Thursday, January 7, 2010


Before I start this post I this post I want to make a few points clear. I am not in the medical field. All of the information I post is based on my own experiences, information from my doctors, and my own private research. It is not intended to be medical advice, nor to replace your own research. It is simply just for the sake of knowledge.

After we lost Mason there was numerous opinions on what route would be best to proceed for us in the event of another pregnancy. My OB that I had at the time we lost Mason was very blunt and said that he felt that if I had a trans-vaginal cerclage I would just break through it and lose another pregnancy. Just as a refresher, the TVC (trans-vaginal cerclage) is a band or a stitch placed at the top of the cervix during the pregnancy through the vagina and is in most cases removed before labor begins. There are many studies on the TVC that show varying success rates from 75-85% for a singleton pregnancy. The rate is even less for twins. There are many possible complications from infection causing pre-term labor to the cervix dilating through the stitch tearing the cervix. This is what my OB was afraid of in my case. He referred me to the fertility clinic that we had used to concieve in for a consult on the TAC(trans-abdominal cerclage).
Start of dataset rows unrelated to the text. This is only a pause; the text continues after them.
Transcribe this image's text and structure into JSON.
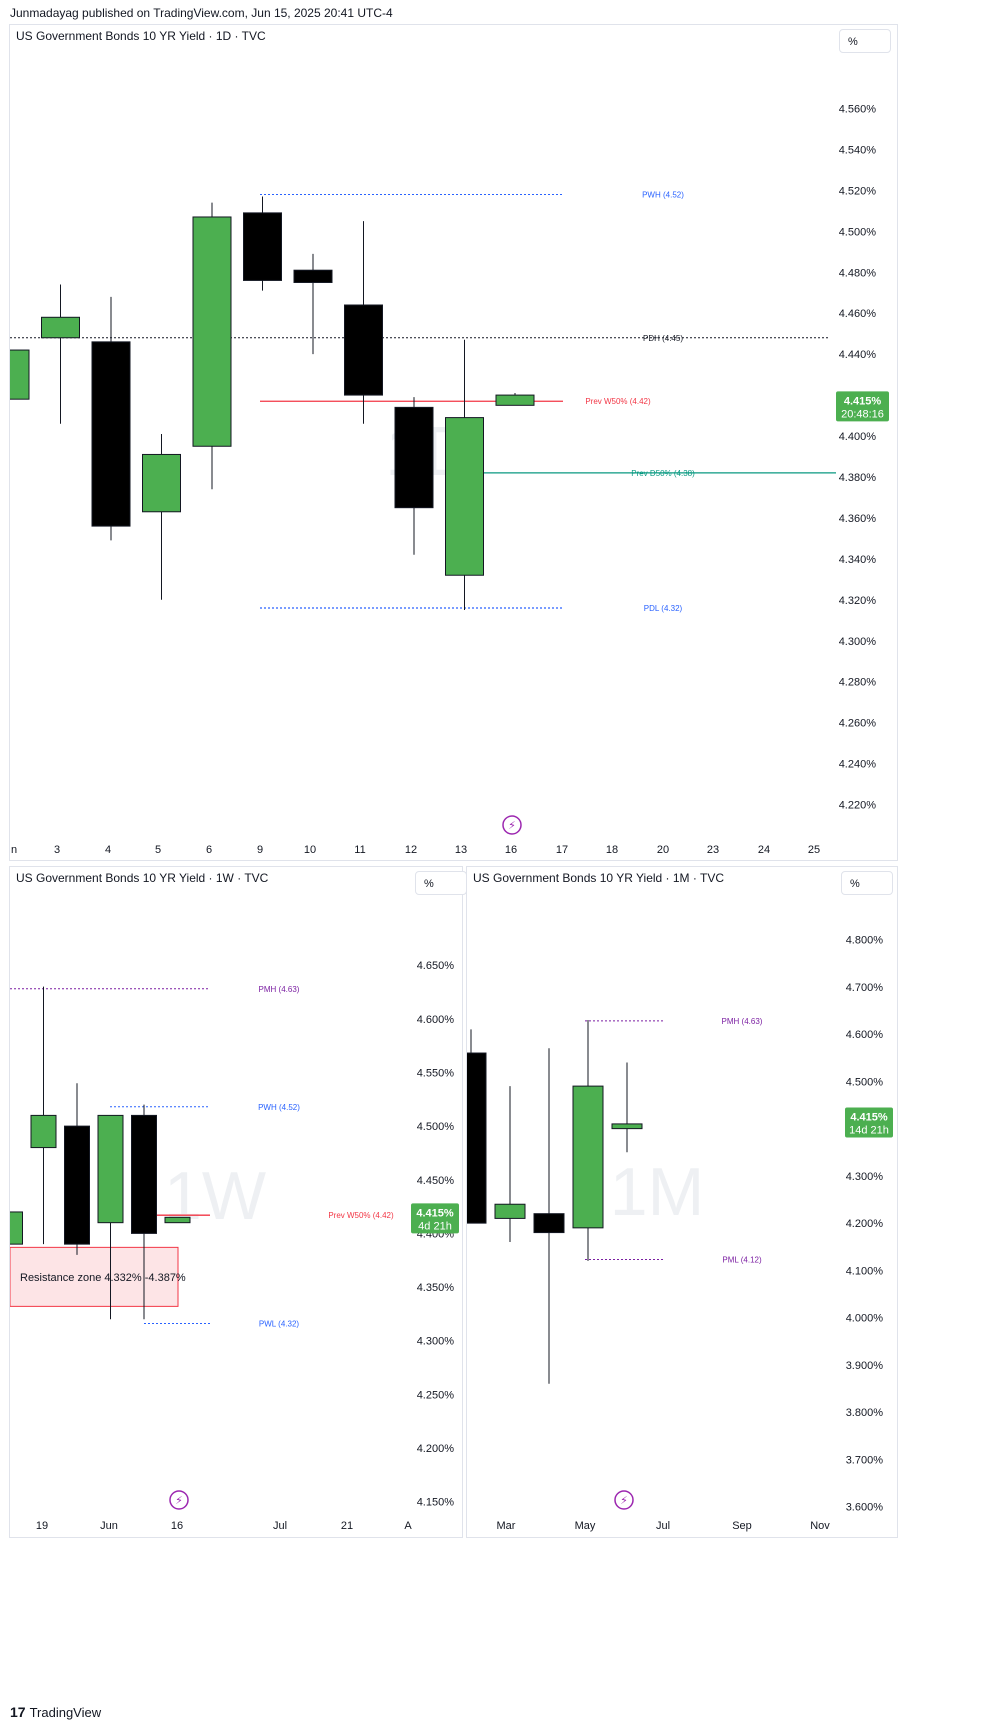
{
  "header": {
    "published": "Junmadayag published on TradingView.com, Jun 15, 2025 20:41 UTC-4"
  },
  "footer": {
    "logo": "17",
    "brand": "TradingView"
  },
  "colors": {
    "bull": "#4caf50",
    "bear": "#000000",
    "resistance_line": "#f23645",
    "support_line": "#089981",
    "level_blue": "#2962ff",
    "level_purple": "#7b1fa2",
    "price_tag": "#4caf50",
    "bolt": "#9c27b0"
  },
  "icons": [
    "lightning-bolt-icon",
    "tradingview-logo-icon"
  ],
  "chart_data": [
    {
      "panel": "daily",
      "type": "candlestick",
      "title": "US Government Bonds 10 YR Yield · 1D · TVC",
      "scale_label": "%",
      "watermark": "1D",
      "ylim": [
        4.21,
        4.57
      ],
      "y_ticks": [
        "4.560%",
        "4.540%",
        "4.520%",
        "4.500%",
        "4.480%",
        "4.460%",
        "4.440%",
        "4.420%",
        "4.400%",
        "4.380%",
        "4.360%",
        "4.340%",
        "4.320%",
        "4.300%",
        "4.280%",
        "4.260%",
        "4.240%",
        "4.220%"
      ],
      "y_tick_values": [
        4.56,
        4.54,
        4.52,
        4.5,
        4.48,
        4.46,
        4.44,
        4.42,
        4.4,
        4.38,
        4.36,
        4.34,
        4.32,
        4.3,
        4.28,
        4.26,
        4.24,
        4.22
      ],
      "x_ticks": [
        "n",
        "3",
        "4",
        "5",
        "6",
        "9",
        "10",
        "11",
        "12",
        "13",
        "16",
        "17",
        "18",
        "20",
        "23",
        "24",
        "25"
      ],
      "candles": [
        {
          "x": "n",
          "o": 4.418,
          "h": 4.442,
          "l": 4.418,
          "c": 4.442
        },
        {
          "x": "3",
          "o": 4.448,
          "h": 4.474,
          "l": 4.406,
          "c": 4.458
        },
        {
          "x": "4",
          "o": 4.446,
          "h": 4.468,
          "l": 4.349,
          "c": 4.356
        },
        {
          "x": "5",
          "o": 4.363,
          "h": 4.401,
          "l": 4.32,
          "c": 4.391
        },
        {
          "x": "6",
          "o": 4.395,
          "h": 4.514,
          "l": 4.374,
          "c": 4.507
        },
        {
          "x": "9",
          "o": 4.509,
          "h": 4.517,
          "l": 4.471,
          "c": 4.476
        },
        {
          "x": "10",
          "o": 4.481,
          "h": 4.489,
          "l": 4.44,
          "c": 4.475
        },
        {
          "x": "11",
          "o": 4.464,
          "h": 4.505,
          "l": 4.406,
          "c": 4.42
        },
        {
          "x": "12",
          "o": 4.414,
          "h": 4.419,
          "l": 4.342,
          "c": 4.365
        },
        {
          "x": "13",
          "o": 4.332,
          "h": 4.447,
          "l": 4.315,
          "c": 4.409
        },
        {
          "x": "16",
          "o": 4.415,
          "h": 4.421,
          "l": 4.415,
          "c": 4.42
        }
      ],
      "levels": [
        {
          "label": "PWH (4.52)",
          "value": 4.518,
          "color": "#2962ff"
        },
        {
          "label": "PDH (4.45)",
          "value": 4.448,
          "color": "#131722"
        },
        {
          "label": "Prev W50% (4.42)",
          "value": 4.417,
          "color": "#f23645"
        },
        {
          "label": "Prev D50% (4.38)",
          "value": 4.382,
          "color": "#089981"
        },
        {
          "label": "PDL (4.32)",
          "value": 4.316,
          "color": "#2962ff"
        }
      ],
      "price_tag": {
        "value": "4.415%",
        "timer": "20:48:16"
      }
    },
    {
      "panel": "weekly",
      "type": "candlestick",
      "title": "US Government Bonds 10 YR Yield · 1W · TVC",
      "scale_label": "%",
      "watermark": "1W",
      "ylim": [
        4.145,
        4.68
      ],
      "y_ticks": [
        "4.650%",
        "4.600%",
        "4.550%",
        "4.500%",
        "4.450%",
        "4.400%",
        "4.350%",
        "4.300%",
        "4.250%",
        "4.200%",
        "4.150%"
      ],
      "y_tick_values": [
        4.65,
        4.6,
        4.55,
        4.5,
        4.45,
        4.4,
        4.35,
        4.3,
        4.25,
        4.2,
        4.15
      ],
      "x_ticks": [
        "19",
        "Jun",
        "16",
        "Jul",
        "21",
        "A"
      ],
      "candles": [
        {
          "o": 4.39,
          "h": 4.42,
          "l": 4.39,
          "c": 4.42
        },
        {
          "o": 4.48,
          "h": 4.63,
          "l": 4.39,
          "c": 4.51
        },
        {
          "o": 4.5,
          "h": 4.54,
          "l": 4.38,
          "c": 4.39
        },
        {
          "o": 4.41,
          "h": 4.51,
          "l": 4.32,
          "c": 4.51
        },
        {
          "o": 4.51,
          "h": 4.52,
          "l": 4.32,
          "c": 4.4
        },
        {
          "o": 4.41,
          "h": 4.415,
          "l": 4.41,
          "c": 4.415
        }
      ],
      "zone": {
        "label": "Resistance zone 4.332% -4.387%",
        "low": 4.332,
        "high": 4.387
      },
      "levels": [
        {
          "label": "PMH (4.63)",
          "value": 4.628,
          "color": "#7b1fa2"
        },
        {
          "label": "PWH (4.52)",
          "value": 4.518,
          "color": "#2962ff"
        },
        {
          "label": "Prev W50% (4.42)",
          "value": 4.417,
          "color": "#f23645"
        },
        {
          "label": "PWL (4.32)",
          "value": 4.316,
          "color": "#2962ff"
        }
      ],
      "price_tag": {
        "value": "4.415%",
        "timer": "4d 21h"
      }
    },
    {
      "panel": "monthly",
      "type": "candlestick",
      "title": "US Government Bonds 10 YR Yield · 1M · TVC",
      "scale_label": "%",
      "watermark": "1M",
      "ylim": [
        3.595,
        4.85
      ],
      "y_ticks": [
        "4.800%",
        "4.700%",
        "4.600%",
        "4.500%",
        "4.300%",
        "4.200%",
        "4.100%",
        "4.000%",
        "3.900%",
        "3.800%",
        "3.700%",
        "3.600%"
      ],
      "y_tick_values": [
        4.8,
        4.7,
        4.6,
        4.5,
        4.3,
        4.2,
        4.1,
        4.0,
        3.9,
        3.8,
        3.7,
        3.6
      ],
      "x_ticks": [
        "Mar",
        "May",
        "Jul",
        "Sep",
        "Nov"
      ],
      "candles": [
        {
          "o": 4.56,
          "h": 4.61,
          "l": 4.2,
          "c": 4.2
        },
        {
          "o": 4.21,
          "h": 4.49,
          "l": 4.16,
          "c": 4.24
        },
        {
          "o": 4.22,
          "h": 4.57,
          "l": 3.86,
          "c": 4.18
        },
        {
          "o": 4.19,
          "h": 4.63,
          "l": 4.12,
          "c": 4.49
        },
        {
          "o": 4.4,
          "h": 4.54,
          "l": 4.35,
          "c": 4.41
        }
      ],
      "levels": [
        {
          "label": "PMH (4.63)",
          "value": 4.628,
          "color": "#7b1fa2"
        },
        {
          "label": "PML (4.12)",
          "value": 4.123,
          "color": "#7b1fa2"
        }
      ],
      "price_tag": {
        "value": "4.415%",
        "timer": "14d 21h"
      }
    }
  ]
}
At the consultation, the Fertility specialist said that they don't usually do a TAC until a TVC has failed. In my case I was so dilated with Mason that a cerclage was not possible. He also stated that he did not feel that I needed to go as extreme as the TAC and referred me on to a perinatologist. The peri I saw happened to be the same specialist that was called in to consult when I was in the hospital with Mason. She is the woman who told me my cervix was too dilated to do an emergency cerclage and held my hand and cried with me when she told me there was nothing that could be done to save Mason.

I went to my appointment with her to gain more information. She is a very by the book person. She told me that she would not do a TAC without having a TVC first except in cases where part of the cervix had been removed for cancer. She went on to tell me that she was not even sure that I had IC, she was wondering if my clotting disorder caused the loss of Mason. I left feeling very frustrated and went home to do my own research.
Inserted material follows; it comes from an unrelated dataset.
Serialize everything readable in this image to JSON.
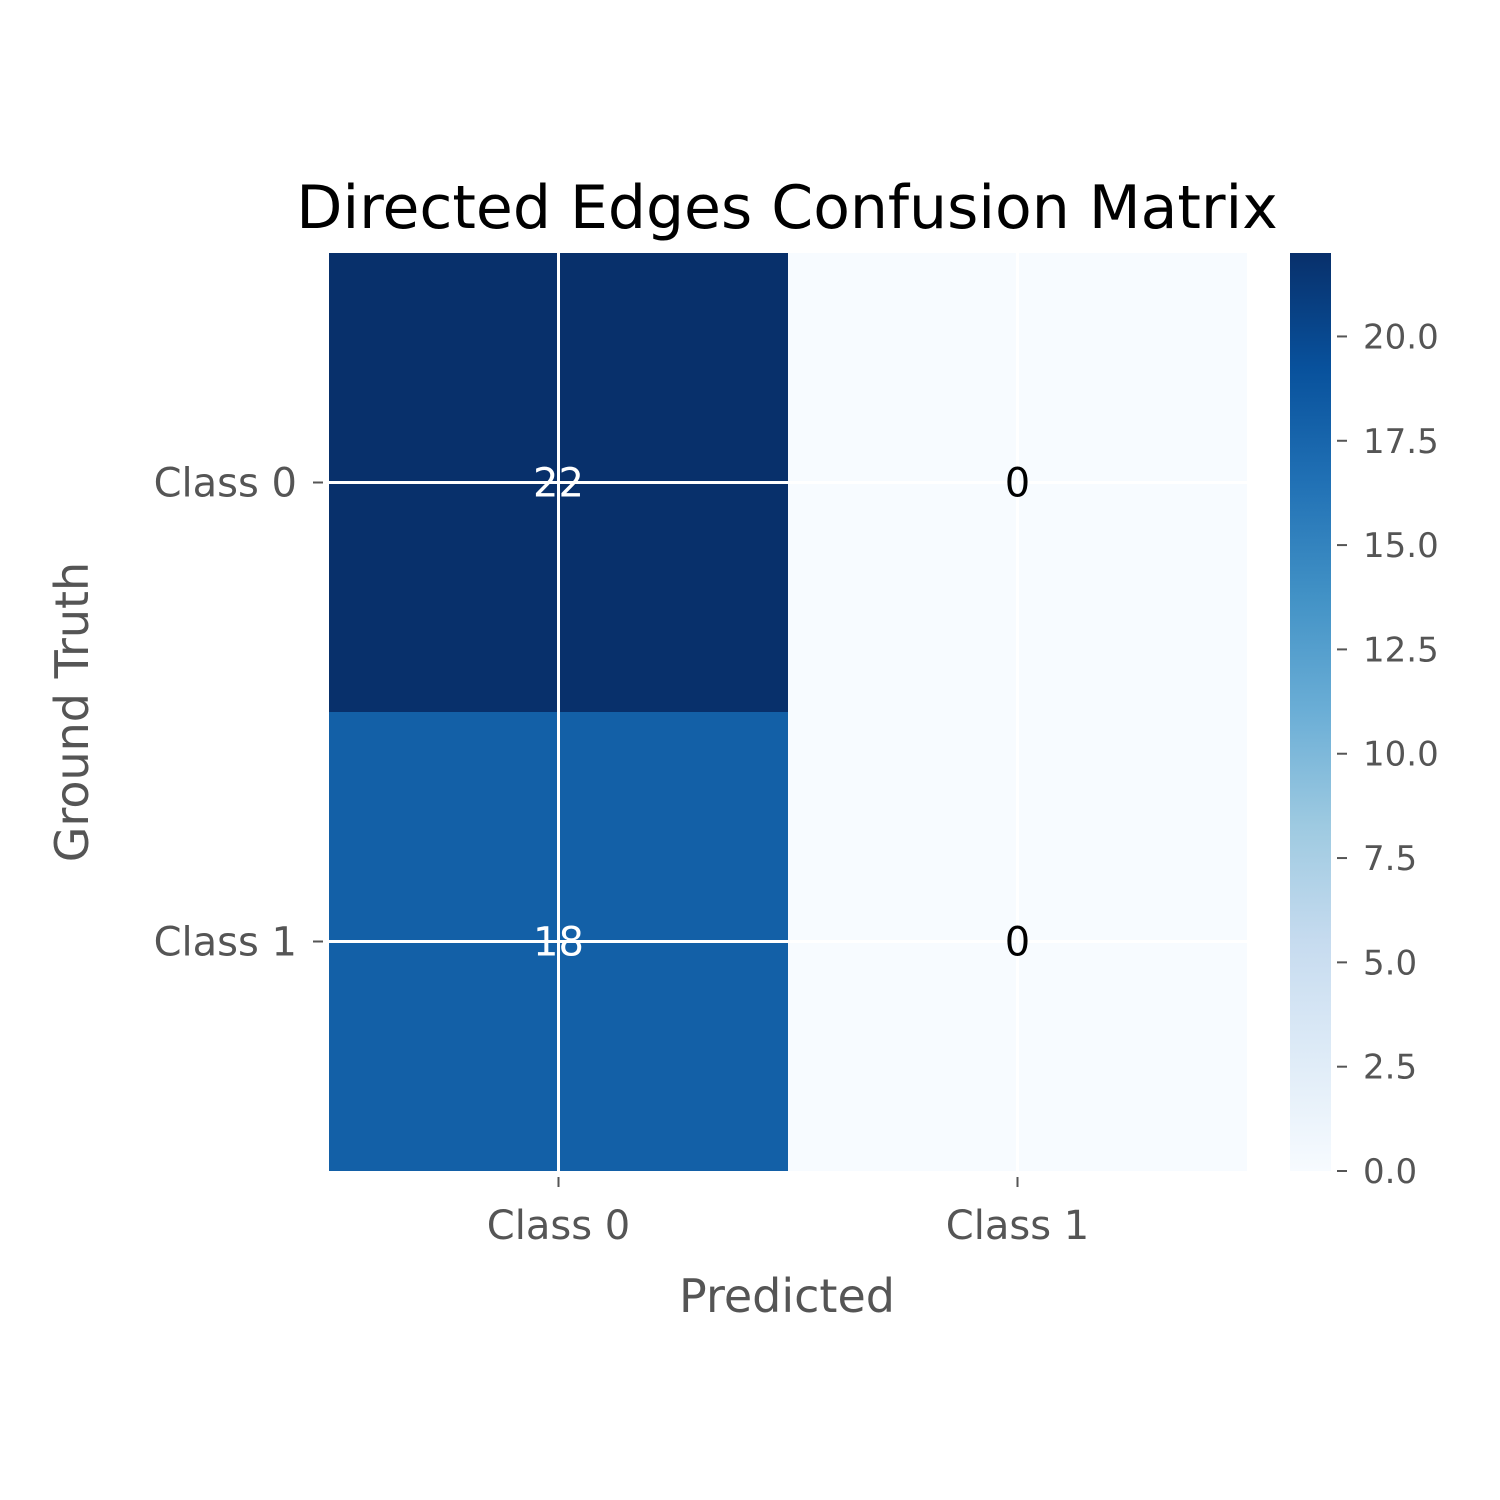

In case you are wondering what the big deal is about the TAC I will explain it. Basically, it is major abdominal surgery with recovery compared to a c-section. In layman's terms they make an incision and then using a stitch or a band, they permanently attach the bottom of your uterus to your cervix. That way there is essentially no way for the cervix to dilate. For those of you wanting more medical explanation here is a copy of some of my research.

All procedures are performed with the type of abdominal incision decided based upon the size of the uterus and maternal body habitus. The uterus is usually pulled out of the mother's body and maintained moist with warmed saline. The procedure requires removing the bladder from the cervical area while tunnels are created near the uterine artery on each side. A mersilene band (a polyester suture) is placed around the upper portion of the cervix and tied in a square knot tightly enclosing the cervix which is not removed after the pregnancy. Because many fragile uterine veins are in this area, the most common complication is bleeding. Methods of stabilizing this bleeding depend on the situation and anatomy, while avoiding compromise of the supply of blood to the uterus. In recent years, perioperative treatment with indomethacin has been used for a total of 48 hours, as a uterine relaxant. Indomethacin is a drug that belongs to the family of drugs called nonsteroidal anti-inflammatory drugs (NSAIDs). Indomethacin reduces pain, fever, swelling, and redness.
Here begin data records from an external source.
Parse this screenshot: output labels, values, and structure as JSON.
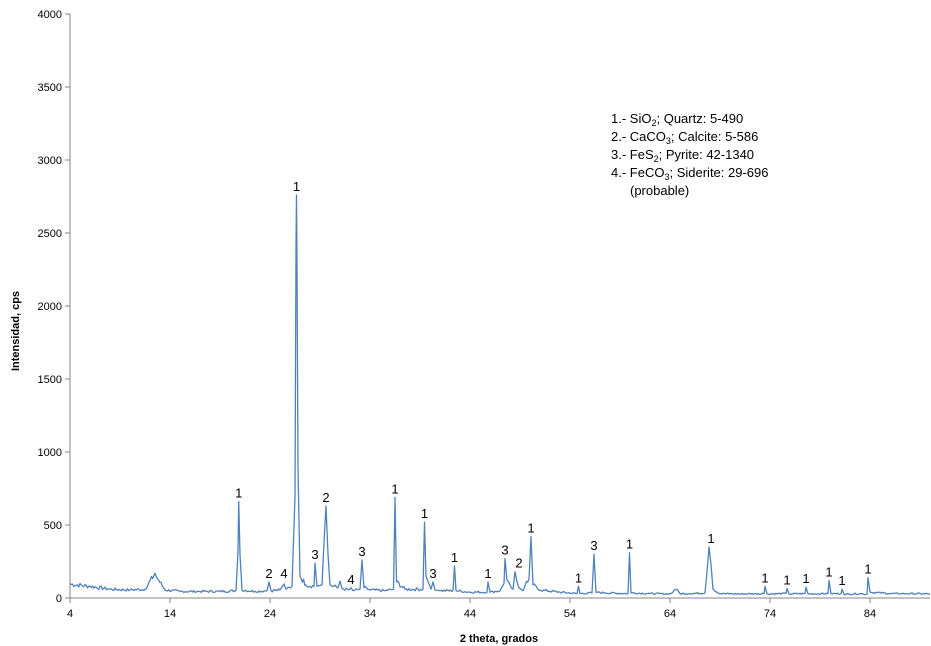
{
  "chart_data": {
    "type": "line",
    "title": "",
    "xlabel": "2 theta, grados",
    "ylabel": "Intensidad, cps",
    "xlim": [
      4,
      90
    ],
    "ylim": [
      0,
      4000
    ],
    "x_ticks": [
      "4",
      "14",
      "24",
      "34",
      "44",
      "54",
      "64",
      "74",
      "84"
    ],
    "y_ticks": [
      "0",
      "500",
      "1000",
      "1500",
      "2000",
      "2500",
      "3000",
      "3500",
      "4000"
    ],
    "grid": false,
    "legend_position": "top-right",
    "line_color": "#4F81BD",
    "series": [
      {
        "x": [
          4.0,
          6.0,
          8.0,
          10.0,
          11.5,
          12.4,
          12.5,
          12.6,
          13.5,
          15.0,
          17.0,
          19.0,
          20.6,
          20.8,
          20.87,
          21.0,
          21.2,
          22.5,
          23.7,
          23.9,
          24.1,
          25.0,
          25.4,
          25.6,
          26.2,
          26.5,
          26.6,
          26.65,
          26.7,
          26.8,
          27.0,
          27.6,
          28.4,
          28.5,
          28.7,
          29.2,
          29.4,
          29.6,
          29.8,
          30.0,
          30.8,
          31.0,
          31.2,
          31.9,
          32.1,
          32.3,
          33.0,
          33.2,
          33.4,
          34.0,
          35.5,
          36.35,
          36.5,
          36.65,
          37.5,
          39.3,
          39.45,
          39.6,
          40.1,
          40.3,
          40.5,
          41.0,
          42.3,
          42.45,
          42.6,
          44.0,
          45.7,
          45.8,
          46.0,
          47.0,
          47.4,
          47.5,
          47.7,
          48.3,
          48.5,
          48.7,
          48.9,
          49.3,
          49.9,
          50.1,
          50.3,
          51.0,
          53.0,
          54.7,
          54.85,
          55.0,
          56.2,
          56.4,
          56.6,
          57.5,
          59.8,
          59.95,
          60.1,
          62.0,
          64.0,
          64.7,
          65.0,
          66.0,
          67.5,
          67.7,
          67.9,
          68.1,
          68.3,
          69.0,
          71.0,
          73.4,
          73.5,
          73.7,
          75.6,
          75.7,
          75.9,
          77.5,
          77.6,
          77.8,
          79.8,
          79.9,
          80.1,
          81.1,
          81.2,
          81.4,
          83.0,
          83.7,
          83.8,
          84.0,
          86.0,
          88.0,
          90.0
        ],
        "y": [
          95,
          80,
          60,
          55,
          60,
          155,
          170,
          150,
          55,
          45,
          45,
          45,
          50,
          320,
          660,
          300,
          55,
          45,
          50,
          110,
          50,
          55,
          95,
          60,
          80,
          700,
          2400,
          2760,
          2300,
          900,
          150,
          90,
          80,
          240,
          80,
          90,
          380,
          630,
          300,
          90,
          70,
          115,
          65,
          55,
          70,
          50,
          60,
          260,
          70,
          55,
          50,
          60,
          690,
          110,
          60,
          60,
          520,
          150,
          60,
          110,
          55,
          50,
          50,
          220,
          50,
          40,
          40,
          110,
          40,
          50,
          100,
          270,
          120,
          60,
          180,
          110,
          70,
          50,
          130,
          420,
          90,
          55,
          40,
          30,
          80,
          30,
          35,
          300,
          40,
          35,
          30,
          310,
          35,
          30,
          28,
          60,
          30,
          30,
          35,
          180,
          350,
          230,
          60,
          30,
          28,
          30,
          80,
          28,
          30,
          65,
          28,
          30,
          75,
          28,
          30,
          120,
          30,
          30,
          60,
          25,
          30,
          25,
          140,
          40,
          30,
          30,
          28
        ]
      }
    ],
    "peak_labels": [
      {
        "text": "1",
        "x": 20.87,
        "y": 660
      },
      {
        "text": "2",
        "x": 23.9,
        "y": 110
      },
      {
        "text": "4",
        "x": 25.4,
        "y": 110
      },
      {
        "text": "1",
        "x": 26.65,
        "y": 2760
      },
      {
        "text": "3",
        "x": 28.5,
        "y": 240
      },
      {
        "text": "2",
        "x": 29.6,
        "y": 630
      },
      {
        "text": "4",
        "x": 32.1,
        "y": 70
      },
      {
        "text": "3",
        "x": 33.2,
        "y": 260
      },
      {
        "text": "1",
        "x": 36.5,
        "y": 690
      },
      {
        "text": "1",
        "x": 39.45,
        "y": 520
      },
      {
        "text": "3",
        "x": 40.3,
        "y": 110
      },
      {
        "text": "1",
        "x": 42.45,
        "y": 220
      },
      {
        "text": "1",
        "x": 45.8,
        "y": 110
      },
      {
        "text": "3",
        "x": 47.5,
        "y": 270
      },
      {
        "text": "2",
        "x": 48.9,
        "y": 180
      },
      {
        "text": "1",
        "x": 50.1,
        "y": 420
      },
      {
        "text": "1",
        "x": 54.85,
        "y": 80
      },
      {
        "text": "3",
        "x": 56.4,
        "y": 300
      },
      {
        "text": "1",
        "x": 59.95,
        "y": 310
      },
      {
        "text": "1",
        "x": 68.1,
        "y": 350
      },
      {
        "text": "1",
        "x": 73.5,
        "y": 80
      },
      {
        "text": "1",
        "x": 75.7,
        "y": 65
      },
      {
        "text": "1",
        "x": 77.6,
        "y": 75
      },
      {
        "text": "1",
        "x": 79.9,
        "y": 120
      },
      {
        "text": "1",
        "x": 81.2,
        "y": 60
      },
      {
        "text": "1",
        "x": 83.8,
        "y": 140
      }
    ],
    "legend": {
      "line1": {
        "pre": "1.- SiO",
        "sub": "2",
        "post": "; Quartz: 5-490"
      },
      "line2": {
        "pre": "2.- CaCO",
        "sub": "3",
        "post": "; Calcite: 5-586"
      },
      "line3": {
        "pre": "3.- FeS",
        "sub": "2",
        "post": "; Pyrite: 42-1340"
      },
      "line4": {
        "pre": "4.- FeCO",
        "sub": "3",
        "post": "; Siderite: 29-696"
      },
      "line5": "(probable)"
    }
  }
}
Prenatal care following the procedure would also include cervical exams every two weeks, careful attention to signs and symptoms of preterm labor (with aggressive use of tocolysis if labor persists) and planned delivery by cesarean as soon after 37 weeks as fetal lung maturity can be documented. Because of the latter intervention tactic, 37 week delivery is considered “term” for the purpose of our follow-up information.

As you can see the TAC means an automatic c-section as the stitch is intended to permanently stay in place. It is usually done before pregnancy, but can be done early in the pregnancy as well. Doctors only like to do it as a last resort because it is such major surgery. It is very frustrating to the women involved because often times the woman has to have multiple losses before a doctor will go to this length.

I did go on to have a twin pregnancy with a TVC and I made it to 35 weeks. They are healthy now, but I also did full bedrest from 11 weeks on and I still was dilated to the stitch at 22 weeks. It almost went south and it has done so for many of my IC sisters.